Well, with a pretty well established method, seems to me. He had one hand to hold down the CD and the other to sign it. Makes perfect sense to me. The minor CP that he appears to have, it never occurred to me that he wouldn’t be able to sign.
It did, however, occur to me as I was signing my receipt atop CDs, that if I didn’t get my signature fitting better, that I’d be autographing something.
That, and the required 2 item minimum required with seeing the show. Damn it, drinking should improve my writing. It improves everything else.
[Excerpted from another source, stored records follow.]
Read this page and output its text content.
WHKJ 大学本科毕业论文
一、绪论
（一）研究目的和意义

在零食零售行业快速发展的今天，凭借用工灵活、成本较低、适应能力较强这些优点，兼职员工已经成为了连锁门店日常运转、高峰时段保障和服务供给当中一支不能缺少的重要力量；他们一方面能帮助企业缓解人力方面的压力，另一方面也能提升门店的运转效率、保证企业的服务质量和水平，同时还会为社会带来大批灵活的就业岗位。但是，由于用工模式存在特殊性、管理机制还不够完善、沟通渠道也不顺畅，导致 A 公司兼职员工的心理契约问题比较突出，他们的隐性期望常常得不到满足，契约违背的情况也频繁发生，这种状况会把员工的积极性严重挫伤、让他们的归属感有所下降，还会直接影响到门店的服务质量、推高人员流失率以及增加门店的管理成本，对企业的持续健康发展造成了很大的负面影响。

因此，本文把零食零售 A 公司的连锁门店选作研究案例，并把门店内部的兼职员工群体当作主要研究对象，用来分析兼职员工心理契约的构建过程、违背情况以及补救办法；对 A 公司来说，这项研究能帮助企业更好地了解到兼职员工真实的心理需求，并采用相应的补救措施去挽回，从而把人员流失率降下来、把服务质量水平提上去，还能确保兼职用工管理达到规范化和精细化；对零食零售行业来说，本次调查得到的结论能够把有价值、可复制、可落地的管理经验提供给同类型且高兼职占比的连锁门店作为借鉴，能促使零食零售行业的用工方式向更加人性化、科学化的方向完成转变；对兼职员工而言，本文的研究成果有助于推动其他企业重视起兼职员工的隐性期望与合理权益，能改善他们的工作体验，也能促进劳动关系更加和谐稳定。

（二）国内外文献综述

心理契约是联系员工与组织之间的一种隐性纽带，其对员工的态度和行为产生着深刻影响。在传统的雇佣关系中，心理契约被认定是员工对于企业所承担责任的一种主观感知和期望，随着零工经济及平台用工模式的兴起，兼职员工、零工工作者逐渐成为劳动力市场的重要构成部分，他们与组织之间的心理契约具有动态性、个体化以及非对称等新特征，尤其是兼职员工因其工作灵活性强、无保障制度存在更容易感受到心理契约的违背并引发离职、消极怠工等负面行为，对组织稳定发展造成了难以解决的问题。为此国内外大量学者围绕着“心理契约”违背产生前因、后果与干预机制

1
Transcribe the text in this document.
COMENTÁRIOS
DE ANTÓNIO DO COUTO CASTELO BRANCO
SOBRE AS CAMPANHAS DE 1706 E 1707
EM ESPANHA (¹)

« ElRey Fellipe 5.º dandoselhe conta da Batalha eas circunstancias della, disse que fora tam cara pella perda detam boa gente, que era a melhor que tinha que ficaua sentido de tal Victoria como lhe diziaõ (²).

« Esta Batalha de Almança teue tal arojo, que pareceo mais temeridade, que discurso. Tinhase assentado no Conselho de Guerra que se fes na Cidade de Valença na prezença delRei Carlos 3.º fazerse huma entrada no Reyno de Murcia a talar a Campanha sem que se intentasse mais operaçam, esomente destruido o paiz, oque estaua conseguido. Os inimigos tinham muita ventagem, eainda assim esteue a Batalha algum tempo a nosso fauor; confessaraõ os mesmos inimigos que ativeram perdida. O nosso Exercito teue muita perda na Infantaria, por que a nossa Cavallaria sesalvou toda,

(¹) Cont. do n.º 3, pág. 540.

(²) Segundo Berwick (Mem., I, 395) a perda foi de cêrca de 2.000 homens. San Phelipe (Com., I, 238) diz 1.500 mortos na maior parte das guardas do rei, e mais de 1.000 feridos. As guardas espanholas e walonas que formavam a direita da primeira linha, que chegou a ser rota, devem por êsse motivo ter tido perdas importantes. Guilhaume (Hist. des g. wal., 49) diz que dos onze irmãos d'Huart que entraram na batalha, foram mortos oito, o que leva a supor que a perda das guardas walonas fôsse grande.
Walking out, Courtney said people she had overheard thought Blue’s motor skills etc. were a gimmick at first. I thought that was funny. I talked about the jokes I really enjoyed, among them the one about the contagious CP.
“These jokes came about because somebody had to say that,” I said. “Maybe not in that setting, but they said it.”
Yes, well, Courtney said, it’s not contagious, but isn’t it genetic?
No. I explained what causes CP, that it was kind of a luck of the draw; that people I know have worse CP based on smaller hemmorages, or with the same gestational periods. I’ve joked about many of these things with Courtney and others, and explained to a few people. I hadn’t thought to explain further, because I assumed everyone knew by now.
But this makes me wonder. I enjoyed the jokes that dealt with ordinary life, but I enjoyed the disabled jokes because they sounded similar to things I’ve said or that people have told me about their disabilities. Funny stories. I enjoyed them because I identified with them…just as a comedian talking about tools would work well with construction workers. Misunderstandings, benefits, discrimination, being taken for retarded etc. all make sense.
Based just on the small sample overheard in the lobby, people clearly enjoyed the show, but how many understood it? Comedy, I suppose, could bridge a gap in demonstrating that people with disabilities can actually exist in society as complete people. But there’s an anthropology project.
In short, it was a great show. I would definitely go to a Josh Blue show again or any other disabled comedians provided I run across any, and I will have to try another show at that theatre…food, tickets were reasonable, and some shows are much cheaper than that one.